Ceustermans houdt zich systematisch aan zijn voornemen uit de inleiding om de wisselwerking tussen leven en werk in kaart te brengen. Die verhouding is in de literaire productie een-op-een. Iedereen die in Berckmans’ buurt kwam, riskeerde vroeg of laat op te duiken in een verhaal. De lezer leert bijvoorbeeld dat het personage Zysmilch uit Berckmans’ eerste en enige roman Geschiedenis van de revolutie (1977) gebaseerd is op een psycholoog van het Sint-Lievenscollege waar de schrijver school liep én — terloops — dat Beautiful losers (1966) van Leonard Cohen een belangrijke inspiratiebron was voor datzelfde boek. Zo zijn er nog talrijke, instructieve voorbeelden, wat maakt dat deze biografie gerust het label ‘rijk gestoffeerd’ kan krijgen. Naast de wisselwerking tussen leven en werk is het essentieel voor de biograaf om zijn Berckmans-verhaal ‘in diens eigen woorden te laten weerklinken’ door uitvoerig te citeren uit het oeuvre. Ceustermans kent het werk door en door en vindt geregeld het juiste citaat op het juiste moment. De keuze om veel te citeren verhoogt de vlotte leesbaarheid en de literaire densiteit van deze biografie, maar aan de andere kant versterkt deze aanpak ook de mythevorming rond het ‘personage’ Berckmans. Al diens verhalen zijn immers niet alleen sterk autobiografisch, maar ook intens hyperbolisch. Dat de fictie de werkelijkheid versterkt gaat bij Berckmans meer op dan voor wie ook. Zelfgecreëerde pendanten van de auteur als ‘Kromsky’, ‘Pafke’, ‘De Man van Staal’ bekrachtigen de mythe van de ‘Vlaamse Bukowski’ (wie deze bijnaam heeft verzonnen, slaat de bal volledig mis). Anders gezegd, de mythische Berckmans leer je kennen in de verhalen; in de biografie wil je net voorbij die mythe kunnen kijken.

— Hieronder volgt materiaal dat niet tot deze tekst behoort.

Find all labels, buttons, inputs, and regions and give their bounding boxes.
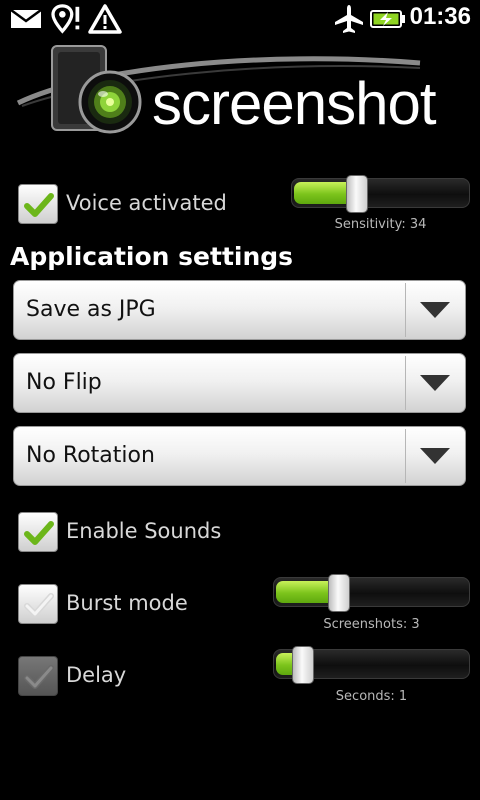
burst-screenshots-caption: Screenshots: 3 bbox=[323, 617, 420, 632]
status-bar: 01:36 bbox=[0, 0, 480, 38]
voice-activated-checkbox[interactable] bbox=[18, 184, 58, 224]
dropdown-arrow-icon[interactable] bbox=[419, 446, 451, 466]
sensitivity-slider-thumb[interactable] bbox=[346, 175, 368, 213]
checkmark-outline-icon bbox=[24, 665, 54, 689]
voice-activated-label: Voice activated bbox=[66, 191, 227, 215]
section-title-application-settings: Application settings bbox=[10, 242, 294, 271]
burst-screenshots-slider[interactable] bbox=[273, 574, 470, 612]
app-header: screenshot bbox=[0, 38, 480, 138]
enable-sounds-checkbox[interactable] bbox=[18, 512, 58, 552]
rotation-spinner[interactable]: No Rotation bbox=[13, 426, 466, 486]
spinner-divider bbox=[405, 283, 406, 337]
spinner-divider bbox=[405, 356, 406, 410]
delay-checkbox[interactable] bbox=[18, 656, 58, 696]
logo-text: screenshot bbox=[152, 70, 436, 137]
rotation-spinner-value: No Rotation bbox=[26, 443, 155, 468]
flip-spinner-value: No Flip bbox=[26, 370, 102, 395]
flip-spinner[interactable]: No Flip bbox=[13, 353, 466, 413]
checkmark-outline-icon bbox=[24, 593, 54, 617]
delay-seconds-caption: Seconds: 1 bbox=[335, 689, 408, 704]
location-alert-icon bbox=[51, 4, 80, 34]
sensitivity-slider[interactable] bbox=[291, 175, 470, 213]
spinner-divider bbox=[405, 429, 406, 483]
format-spinner-value: Save as JPG bbox=[26, 297, 156, 322]
battery-charging-icon bbox=[370, 10, 405, 28]
format-spinner[interactable]: Save as JPG bbox=[13, 280, 466, 340]
burst-screenshots-slider-thumb[interactable] bbox=[328, 574, 350, 612]
checkmark-icon bbox=[24, 521, 54, 545]
airplane-mode-icon bbox=[335, 5, 363, 33]
dropdown-arrow-icon[interactable] bbox=[419, 300, 451, 320]
enable-sounds-label: Enable Sounds bbox=[66, 519, 222, 543]
clock: 01:36 bbox=[409, 3, 471, 30]
burst-mode-label: Burst mode bbox=[66, 591, 188, 615]
delay-seconds-slider-thumb[interactable] bbox=[292, 646, 314, 684]
camera-icon bbox=[51, 45, 142, 134]
checkmark-icon bbox=[24, 193, 54, 217]
delay-label: Delay bbox=[66, 663, 127, 687]
dropdown-arrow-icon[interactable] bbox=[419, 373, 451, 393]
delay-seconds-slider[interactable] bbox=[273, 646, 470, 684]
warning-icon bbox=[88, 4, 122, 34]
mail-icon bbox=[10, 9, 42, 28]
sensitivity-caption: Sensitivity: 34 bbox=[334, 217, 427, 232]
burst-mode-checkbox[interactable] bbox=[18, 584, 58, 624]
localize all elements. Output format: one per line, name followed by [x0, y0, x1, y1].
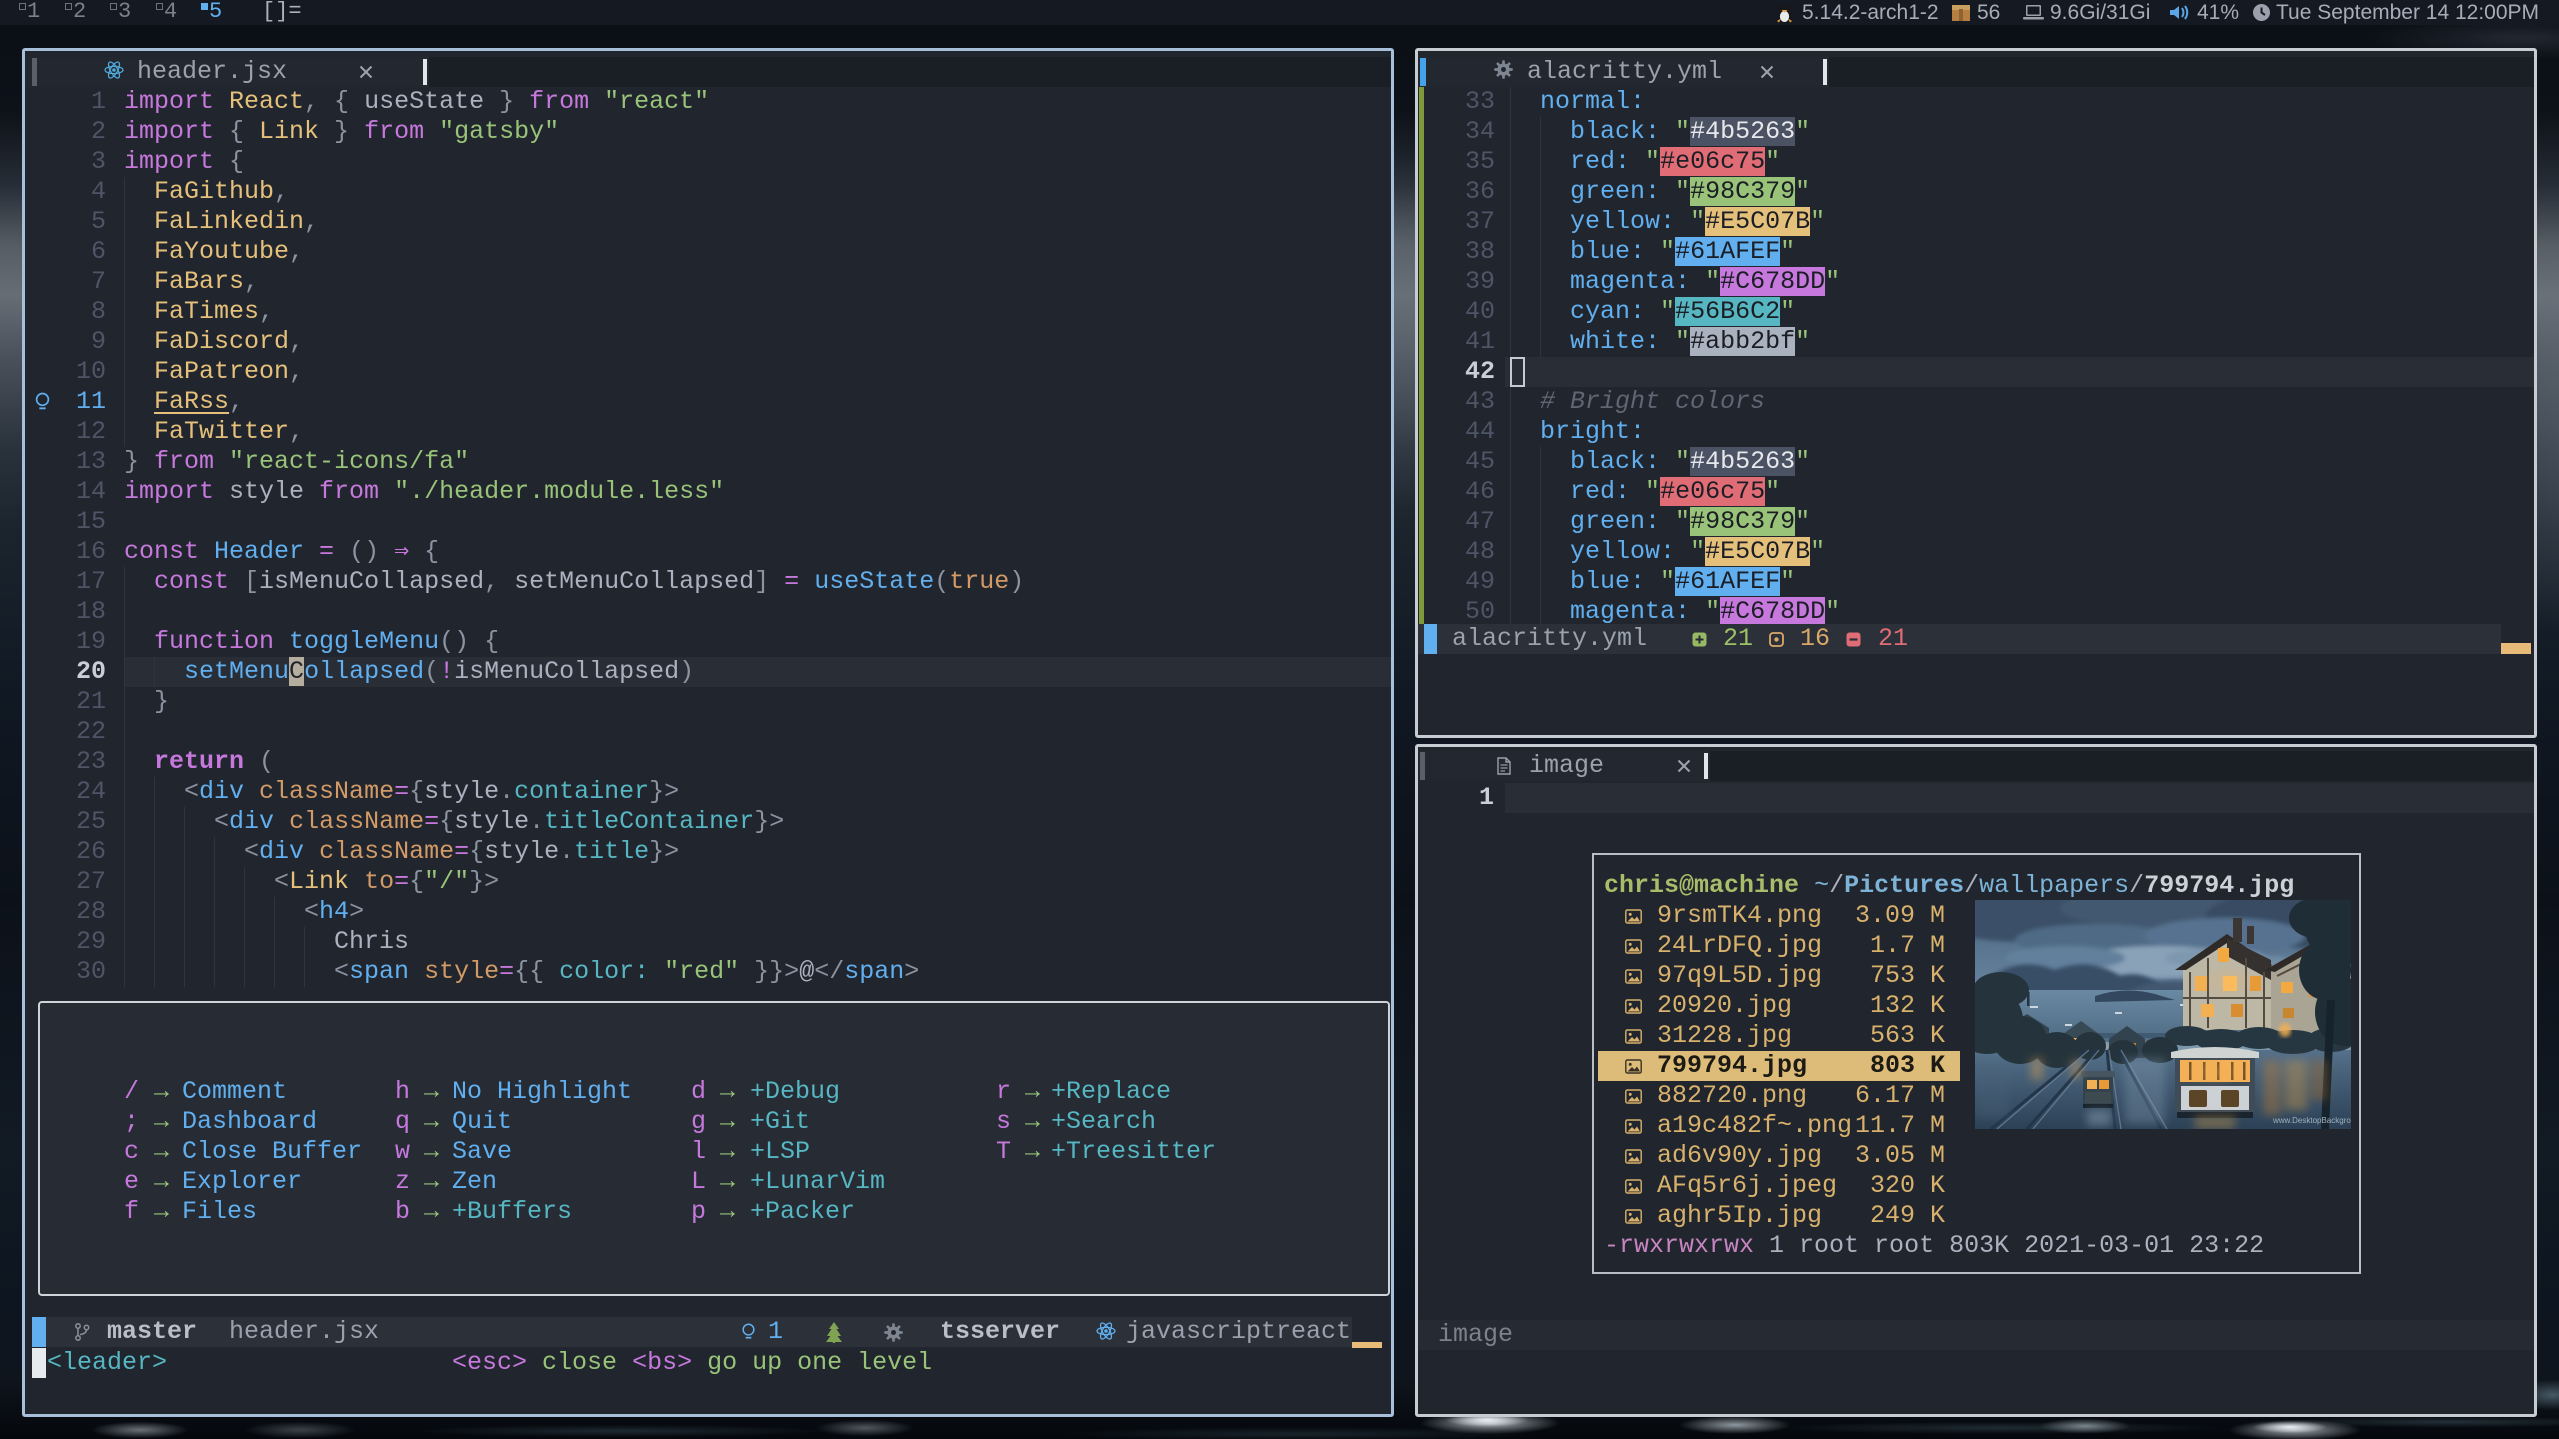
svg-text:www.DesktopBackground.org: www.DesktopBackground.org	[2272, 1116, 2351, 1125]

Ceustermans toont zich meer dan eens een begeesterend verteller en dist enkele memorabele passages uit het compromisloos leven van Berckmans op. Enkele hoogtepunten zijn de fragmenten over het luxeleven van Berckmans als schoenenverkoper in Italië en de organisatie van het concert van The Mekons in de Paradox in de tweede helft van de jaren tachtig (een ambitieus plan dat uiteindelijk uitmondde in een compleet fiasco). De uitgebreide uiteenzettingen over de ontstaans- en publicatiegeschiedenis van alle boeken die Berckmans publiceerde — inclusief een vermelding van de tijdschriften waarin de aparte verhalen oorspronkelijk verschenen — zijn een absoluut pluspunt voor literatuurvorsers en nieuwsgierige fans. Even positief is dat de receptie van de boeken in de pers uitvoerig aan bod komt (Berckmans, voor wie lezersreacties heel belangrijk waren, bewaarde levenslang alle recensies over zijn boeken in groene mapjes), alsook de sleutelrol van het tijdschrift De Brakke Hond voor het vestigen van Berckmans’ naam en faam.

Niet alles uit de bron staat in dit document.